IEEE Trans Image Process. 2018 Apr;27(4):1713-1722. doi: 10.1109/TIP.2017.2783621.
2D complex Gabor filtering has found numerous applications in the fields of computer vision and image processing. Especially, in some applications, it is often needed to compute 2D complex Gabor filter bank consisting of filtering outputs at multiple orientations and frequencies. Although several approaches for fast Gabor filtering have been proposed, they focus primarily on reducing the runtime for performing filtering once at specific orientation and frequency. To obtain the Gabor filter bank, the existing methods are repeatedly applied with respect to multiple orientations and frequencies. In this paper, we propose a novel approach that efficiently computes the 2D complex Gabor filter bank by reducing the computational redundancy that arises when performing filtering at multiple orientations and frequencies. The proposed method first decomposes the Gabor kernel to allow a fast convolution with the Gaussian kernel in a separable manner. This enables reducing the runtime of the Gabor filter bank by reusing intermediate results computed at a specific orientation. By extending this idea, we also propose a fast approach for 2D localized sliding discrete Fourier transform that uses the Gaussian kernel in order to lend spatial localization ability as in the Gabor filter. Experimental results demonstrate that the proposed method runs faster than the state-of-the-art methods, while maintaining similar filtering quality.

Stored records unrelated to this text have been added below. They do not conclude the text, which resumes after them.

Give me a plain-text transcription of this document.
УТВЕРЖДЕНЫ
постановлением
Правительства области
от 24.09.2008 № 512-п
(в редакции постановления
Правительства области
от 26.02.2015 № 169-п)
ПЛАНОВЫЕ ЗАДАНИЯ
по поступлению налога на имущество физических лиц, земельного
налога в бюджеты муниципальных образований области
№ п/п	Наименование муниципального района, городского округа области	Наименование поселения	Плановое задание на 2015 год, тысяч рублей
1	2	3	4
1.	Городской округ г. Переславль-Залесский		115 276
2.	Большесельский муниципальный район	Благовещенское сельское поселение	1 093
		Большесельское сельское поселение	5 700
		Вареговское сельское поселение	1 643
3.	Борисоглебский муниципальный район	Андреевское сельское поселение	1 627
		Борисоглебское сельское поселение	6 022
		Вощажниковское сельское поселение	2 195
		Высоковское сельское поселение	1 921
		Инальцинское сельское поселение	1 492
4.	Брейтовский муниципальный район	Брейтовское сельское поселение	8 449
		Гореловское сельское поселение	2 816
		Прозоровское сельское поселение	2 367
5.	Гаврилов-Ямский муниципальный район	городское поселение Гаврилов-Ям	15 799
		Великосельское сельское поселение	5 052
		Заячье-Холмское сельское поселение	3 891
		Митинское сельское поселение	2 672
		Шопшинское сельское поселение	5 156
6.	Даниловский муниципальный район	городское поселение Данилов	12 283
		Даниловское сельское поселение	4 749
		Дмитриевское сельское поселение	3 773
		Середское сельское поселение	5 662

二维复 Gabor 滤波在计算机视觉和图像处理领域有广泛的应用。特别是,在某些应用中,经常需要计算由多个方向和频率的滤波输出组成的二维复 Gabor 滤波器组。虽然已经提出了几种快速 Gabor 滤波方法,但它们主要集中在减少特定方向和频率下一次滤波的运行时间。为了获得 Gabor 滤波器组,现有的方法需要针对多个方向和频率进行重复应用。本文提出了一种新的方法,可以通过减少在多个方向和频率上进行滤波时产生的计算冗余来有效地计算二维复 Gabor 滤波器组。该方法首先将 Gabor 核分解,以允许以可分离的方式与高斯核进行快速卷积。这使得通过在特定方向上重新使用计算的中间结果来减少 Gabor 滤波器组的运行时间。通过扩展这个想法,我们还提出了一种使用高斯核的二维局部滑动离散傅里叶变换的快速方法,以便在 Gabor 滤波器中赋予空间局部化能力。实验结果表明,所提出的方法比现有的方法运行速度更快,同时保持类似的滤波质量。